1953 | La question des réfugiés étant fort importante, voici les chiffres de ceux accueillis par Israël, survivants de la Shoah et immigrants.
| 1945–1948 | Juifs survivants de la Shoah | 360 000 |
| 1949 | Juifs européens | 70 000 |
| Juifs de Libye | 30 000 | |
| 1950 | Juifs d’Irak et du Yemen | 143 000 |
| 1951 | Juifs d’Egypte | 29 000 |
| 1952 | Juifs de Syrie et du Liban | 23 000 |
| Total des personnes accueillies par Eretz Israël | 655 000 |
Simon Wiesenthal
L’impunité de milliers d’officiers nazis SS qui ont commis l’inimaginable, travaille l’esprit de Simon Wiesenthal. Depuis son bureau, il se donne la tâche de retrouver les auteurs d’atrocités et de crimes contre l’humanité, afin de les faire juger. Petit à petit, il reçoit des informations provenant de nombreux pays dans lesquels des Juifs reconnaissent l’un ou l’autre officier SS. Une soixantaine d’officiers lui sont signalés au Proche-Orient, dont le Generalleutnant Artur Schmitt, recherché pour le massacre de milliers de Belges et de Juifs. Il y a aussi l’officier parachutiste Sonderkommando SS Gerhard Mertins, accusé de brutalité, de torture et de meurtre. La journée, ces nazis sont concessionnaires d’autos de marque allemande dans les grandes villes orientales. La nuit, ils sont trafiquants d’armes et de tout ce qui est interdit.
Simon Wiesenthal, le chasseur de nazis, a fondé des centres de documentation juifs à Linz et à Vienne en Autriche.

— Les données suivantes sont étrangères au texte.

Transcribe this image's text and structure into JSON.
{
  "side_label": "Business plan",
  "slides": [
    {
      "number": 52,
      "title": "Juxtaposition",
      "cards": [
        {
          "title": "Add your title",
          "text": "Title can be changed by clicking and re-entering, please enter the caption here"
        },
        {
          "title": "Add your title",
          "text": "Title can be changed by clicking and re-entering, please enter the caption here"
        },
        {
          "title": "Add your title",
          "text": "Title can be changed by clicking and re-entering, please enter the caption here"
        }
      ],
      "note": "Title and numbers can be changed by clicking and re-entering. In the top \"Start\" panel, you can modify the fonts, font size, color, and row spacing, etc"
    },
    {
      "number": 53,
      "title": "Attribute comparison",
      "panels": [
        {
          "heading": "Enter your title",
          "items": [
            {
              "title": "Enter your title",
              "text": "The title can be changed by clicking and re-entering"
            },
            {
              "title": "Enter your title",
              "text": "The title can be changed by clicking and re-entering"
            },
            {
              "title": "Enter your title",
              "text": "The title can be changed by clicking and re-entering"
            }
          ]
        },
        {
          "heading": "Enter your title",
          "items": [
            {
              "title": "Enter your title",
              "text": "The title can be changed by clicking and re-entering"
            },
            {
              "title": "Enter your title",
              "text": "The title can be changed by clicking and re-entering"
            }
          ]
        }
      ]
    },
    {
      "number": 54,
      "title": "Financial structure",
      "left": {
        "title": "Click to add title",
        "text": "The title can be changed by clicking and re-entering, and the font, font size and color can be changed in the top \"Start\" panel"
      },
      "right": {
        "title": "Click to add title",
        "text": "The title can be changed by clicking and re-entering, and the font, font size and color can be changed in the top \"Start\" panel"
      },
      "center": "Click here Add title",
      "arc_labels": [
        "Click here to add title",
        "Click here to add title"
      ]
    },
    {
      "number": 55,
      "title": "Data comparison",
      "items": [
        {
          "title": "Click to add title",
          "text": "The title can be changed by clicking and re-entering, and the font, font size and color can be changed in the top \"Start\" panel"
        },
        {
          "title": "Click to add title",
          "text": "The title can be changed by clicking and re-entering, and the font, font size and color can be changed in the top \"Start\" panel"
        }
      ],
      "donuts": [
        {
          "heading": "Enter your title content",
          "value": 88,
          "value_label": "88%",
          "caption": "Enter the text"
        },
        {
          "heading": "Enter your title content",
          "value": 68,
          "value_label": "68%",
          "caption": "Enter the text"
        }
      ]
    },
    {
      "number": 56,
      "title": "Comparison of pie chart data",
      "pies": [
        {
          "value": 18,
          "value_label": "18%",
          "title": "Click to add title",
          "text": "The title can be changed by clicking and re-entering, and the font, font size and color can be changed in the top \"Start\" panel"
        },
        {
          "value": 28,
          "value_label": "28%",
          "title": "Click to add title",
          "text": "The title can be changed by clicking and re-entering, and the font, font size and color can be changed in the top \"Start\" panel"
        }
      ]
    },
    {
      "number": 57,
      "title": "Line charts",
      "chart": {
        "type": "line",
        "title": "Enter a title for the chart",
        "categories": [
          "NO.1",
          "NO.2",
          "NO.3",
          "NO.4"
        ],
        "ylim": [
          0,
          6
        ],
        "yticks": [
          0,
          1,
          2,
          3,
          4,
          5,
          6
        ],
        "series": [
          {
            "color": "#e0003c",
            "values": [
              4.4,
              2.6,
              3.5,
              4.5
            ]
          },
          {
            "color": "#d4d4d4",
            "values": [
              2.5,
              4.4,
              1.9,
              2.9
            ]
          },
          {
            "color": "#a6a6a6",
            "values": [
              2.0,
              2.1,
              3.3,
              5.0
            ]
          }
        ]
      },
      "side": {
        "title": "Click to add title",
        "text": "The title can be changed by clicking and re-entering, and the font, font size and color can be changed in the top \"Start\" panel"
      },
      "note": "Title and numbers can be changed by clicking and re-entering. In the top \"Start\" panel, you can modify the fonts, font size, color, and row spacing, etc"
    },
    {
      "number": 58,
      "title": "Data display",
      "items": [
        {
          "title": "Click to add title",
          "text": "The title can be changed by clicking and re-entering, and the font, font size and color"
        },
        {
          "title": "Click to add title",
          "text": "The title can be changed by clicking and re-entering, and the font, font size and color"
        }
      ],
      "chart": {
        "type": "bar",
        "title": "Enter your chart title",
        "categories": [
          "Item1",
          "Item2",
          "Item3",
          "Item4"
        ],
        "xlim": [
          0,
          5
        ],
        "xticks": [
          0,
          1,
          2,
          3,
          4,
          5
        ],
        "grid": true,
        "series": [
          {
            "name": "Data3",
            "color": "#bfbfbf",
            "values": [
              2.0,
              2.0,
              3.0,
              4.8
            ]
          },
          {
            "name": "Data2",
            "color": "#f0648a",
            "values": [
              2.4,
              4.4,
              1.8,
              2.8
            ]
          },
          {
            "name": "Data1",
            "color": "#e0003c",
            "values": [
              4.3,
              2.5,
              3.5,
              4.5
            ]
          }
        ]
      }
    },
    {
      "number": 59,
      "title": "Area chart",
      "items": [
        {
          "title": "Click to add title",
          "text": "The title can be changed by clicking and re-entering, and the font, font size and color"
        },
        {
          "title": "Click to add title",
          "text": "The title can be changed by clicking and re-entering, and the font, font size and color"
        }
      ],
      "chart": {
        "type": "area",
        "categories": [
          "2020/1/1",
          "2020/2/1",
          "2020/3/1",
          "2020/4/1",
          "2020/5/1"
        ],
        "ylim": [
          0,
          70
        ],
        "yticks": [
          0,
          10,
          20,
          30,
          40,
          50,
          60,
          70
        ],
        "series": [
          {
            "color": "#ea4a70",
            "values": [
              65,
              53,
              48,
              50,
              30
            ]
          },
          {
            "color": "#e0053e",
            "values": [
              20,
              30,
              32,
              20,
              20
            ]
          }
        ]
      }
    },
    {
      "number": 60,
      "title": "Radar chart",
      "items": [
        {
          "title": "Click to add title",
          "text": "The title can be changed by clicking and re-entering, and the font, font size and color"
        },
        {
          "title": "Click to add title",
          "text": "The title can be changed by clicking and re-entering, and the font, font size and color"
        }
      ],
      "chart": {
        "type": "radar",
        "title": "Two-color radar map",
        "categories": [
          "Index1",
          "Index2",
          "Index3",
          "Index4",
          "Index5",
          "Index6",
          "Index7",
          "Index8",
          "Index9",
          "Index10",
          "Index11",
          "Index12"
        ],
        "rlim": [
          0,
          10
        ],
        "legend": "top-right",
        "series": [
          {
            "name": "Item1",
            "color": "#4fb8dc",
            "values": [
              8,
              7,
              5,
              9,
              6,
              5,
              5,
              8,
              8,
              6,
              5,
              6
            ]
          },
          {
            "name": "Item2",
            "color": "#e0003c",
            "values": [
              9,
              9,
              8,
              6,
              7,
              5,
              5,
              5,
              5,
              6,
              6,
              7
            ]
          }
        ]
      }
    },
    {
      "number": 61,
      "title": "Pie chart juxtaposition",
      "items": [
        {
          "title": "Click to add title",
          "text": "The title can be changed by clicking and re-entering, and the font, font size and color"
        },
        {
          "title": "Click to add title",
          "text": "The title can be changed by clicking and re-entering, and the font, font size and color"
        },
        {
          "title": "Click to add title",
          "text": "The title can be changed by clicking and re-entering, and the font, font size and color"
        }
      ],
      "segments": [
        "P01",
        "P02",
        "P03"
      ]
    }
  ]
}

Violences des Frères musulmans
1954 | Après des actes de violence, divers assassinats et un attentat contre le candidat à la présidence Gamal Abdel Nasser, les Frères musulmans sont interdits en Egypte. La congrégation est dissoute. Certains fuient et se regroupent à Gaza. Après avoir chassé les chrétiens et les Juifs, les Frères musulmans font de la bande de Gaza leur base opérationnelle. Ils se nomment les fédayins, groupes de commandos palestiniens qui s’opposent à Israël par les armes.